The making of lobster croquettes is a pleasant sort of business, for there is so much anticipation of good to come stirred in with it. Cut the meat—don’t chop it—rather finely: moisten with a bit of cream and the butter from the lobster. Mould and roll in crumbs and fry a golden brown. Don’t go to seasoning these croquettes very highly or the delicacy will depart from them. But you know that. And do you know that you may add to almost any sauce used for boiled or baked fish some diced cooked lobster to the benefit of everything and everybody concerned? Well, you may—my word for it.

If I were to tack a sub-title to this screed it might very properly be: “Women’s Luncheons,” inasmuch as it was in aid of one of these mild social dissipations that I last perambulated through the markets. Very properly also I might characterize the trip as a “peripatetic wandering through the market-place,” for all the while I was in quest of edibles suitable to put before a purely feminine company I was talking to myself about the probable origin of this form of hospitality. When, where, and by whom it was invented? My own conjecture as to its inception finally took this course: Algernon was in the habit of attending a great many goings-on to which women were never bidden. And Araminta frequently discussed with him the calls thus made upon his time. Whereupon it came to pass that after one particularly interesting debate on the subject, which debate was brought to an end by the sharp, quick closing of the street door, Araminta had an idea. An idea which she called an inspiration, nothing less, and it had for its starting-point a luncheon, a dainty, gay little affair, at which no black coat should be allowed to intrude. And the pièce de résistance of the meal should be a sweet called “revenge.” Oh, yes indeed, not only would her guests applaud her originality, but the hearts of the absent males would be torn to tatters at her assumption of independence. And doubtless Part One of the programme was carried out to the letter, but, between you and me, I don’t believe Algernon ever lost a wink of sleep over it. In fact, when he settled the bill I have good reasons for mistrusting that he said something about the “game being jolly well worth the candle.”

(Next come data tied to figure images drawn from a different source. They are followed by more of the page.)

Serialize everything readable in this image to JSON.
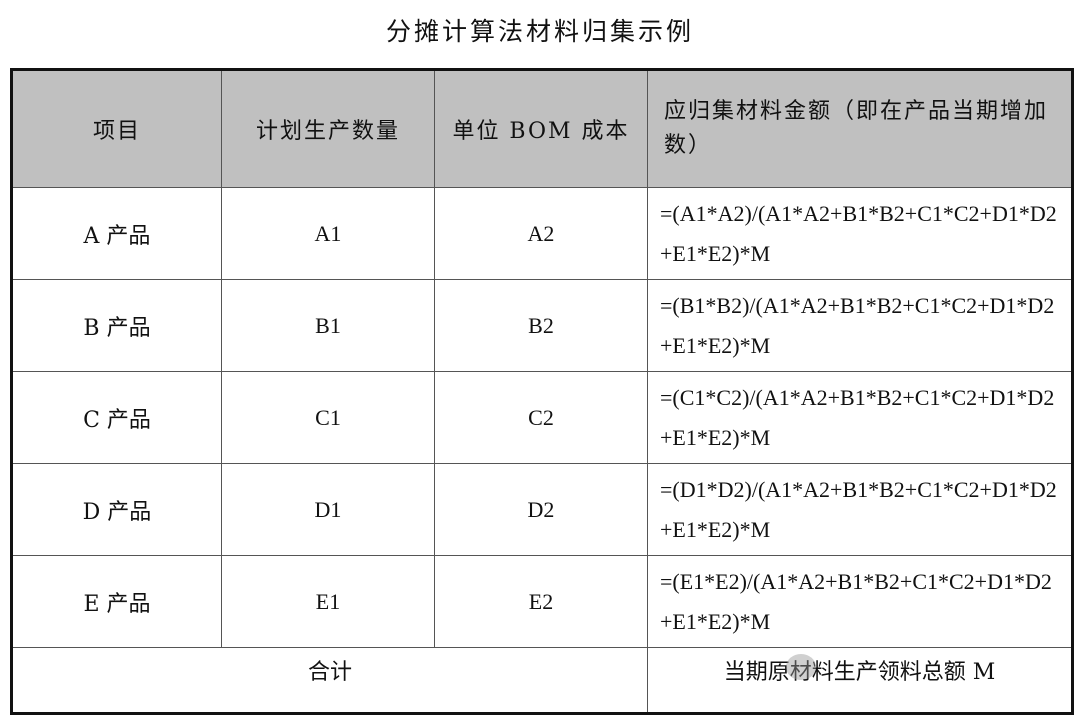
{
  "title": "分摊计算法材料归集示例",
  "headers": [
    "项目",
    "计划生产数量",
    "单位 BOM 成本",
    "应归集材料金额（即在产品当期增加数）"
  ],
  "rows": [
    {
      "item": "A 产品",
      "qty": "A1",
      "cost": "A2",
      "formula": "=(A1*A2)/(A1*A2+B1*B2+C1*C2+D1*D2+E1*E2)*M"
    },
    {
      "item": "B 产品",
      "qty": "B1",
      "cost": "B2",
      "formula": "=(B1*B2)/(A1*A2+B1*B2+C1*C2+D1*D2+E1*E2)*M"
    },
    {
      "item": "C 产品",
      "qty": "C1",
      "cost": "C2",
      "formula": "=(C1*C2)/(A1*A2+B1*B2+C1*C2+D1*D2+E1*E2)*M"
    },
    {
      "item": "D 产品",
      "qty": "D1",
      "cost": "D2",
      "formula": "=(D1*D2)/(A1*A2+B1*B2+C1*C2+D1*D2+E1*E2)*M"
    },
    {
      "item": "E 产品",
      "qty": "E1",
      "cost": "E2",
      "formula": "=(E1*E2)/(A1*A2+B1*B2+C1*C2+D1*D2+E1*E2)*M"
    }
  ],
  "total": {
    "label": "合计",
    "value": "当期原材料生产领料总额 M"
  }
}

But to-day the women’s luncheon is an institution, and a very chic and dainty diversion into the bargain. And there are those who make it their business to tell how a woman should be arrayed at such a festivity, but that is out of my province. If, however, you would know how the menu should read at this time of year, allow me:—

Cantaloupe.
Bouillon in cups.
Lobster patties.
Lamb cutlets with mushrooms.
String beans fried in butter.
Broiled quails.
Tomatoes stuffed with celery and mayonnaise.
Wine ice cream. Grapes. Coffee.

I almost said oysters at the beginning of the menu, but oysters we shall have with us for several months to come, while cantaloupes are beginning to say it’s about time they were going. As yet, however, they are just as delicious and no more expensive than they have been at any time through the season.

Now as for bouillon. I get it canned, and think myself very fortunate in being able to do so. But you may prefer to make your own, and if so you probably have an always reliable recipe. Mes congratulations.

Lobster Patties

But if you have a score of recipes for making lobster patties, I honestly believe you will follow the one I am pleased to give you herein. I take myself very seriously, you see. Well, prepare some of the very best puff paste that you know how to make. Roll it out on a floured table; with a fluted cutter cut out some rounds, put them on a baking dish, set them on ice for fifteen minutes, then brush them over with beaten egg. With a plain tin cutter of about half the size of the fluted cover cut through a third of each of the rounds, dipping the cutter in warm water every time; this will form the cover when baked. Bake in a quick oven. When cooked lift off the cover and scoop out a little of the soft paste inside. For the lobster filling take the meat from a boiled lobster, cut it into very small pieces and fry a little in butter, in a very little butter, till they just threaten to brown. Then pour over the lobster bits enough thick cream to barely cover them; heat this, but don’t let it boil. Thicken it with two or more beaten eggs, according to the quantity of lobster. Season delicately with salt and a suspicion of cayenne. Have the patties hot and the lobster hot, and arrange them on a hot dish for serving. For dear knows that a cold or a lukewarm patty is an abomination.

Lamb Cutlets with Mushrooms

After the patties the lamb cutlets. And, mind you, they are to be fried, not broiled. Season them well with salt and pepper, and fry in a little butter over a brisk fire till browned on both sides. Then drain off the butter and baste them with just a little Madeira wine. Dress the cutlets in a circle and pour into the centre a Madeira sauce with mushrooms. This you make by heating half a pint of any good stock, adding to it a gill of Madeira, thickening it with a little flour braided with butter, and adding at the last a dozen mushrooms that have been minced and fried moderately in a little butter. You may use sherry instead of the Madeira for basting the cutlets and for the sauce if you like. And also you may use the tinned instead of fresh mushrooms if you prefer to do so. For fresh mushrooms may not be any too plenty just now, and consequently are a thought expensive. Still, they’re quite worth the price.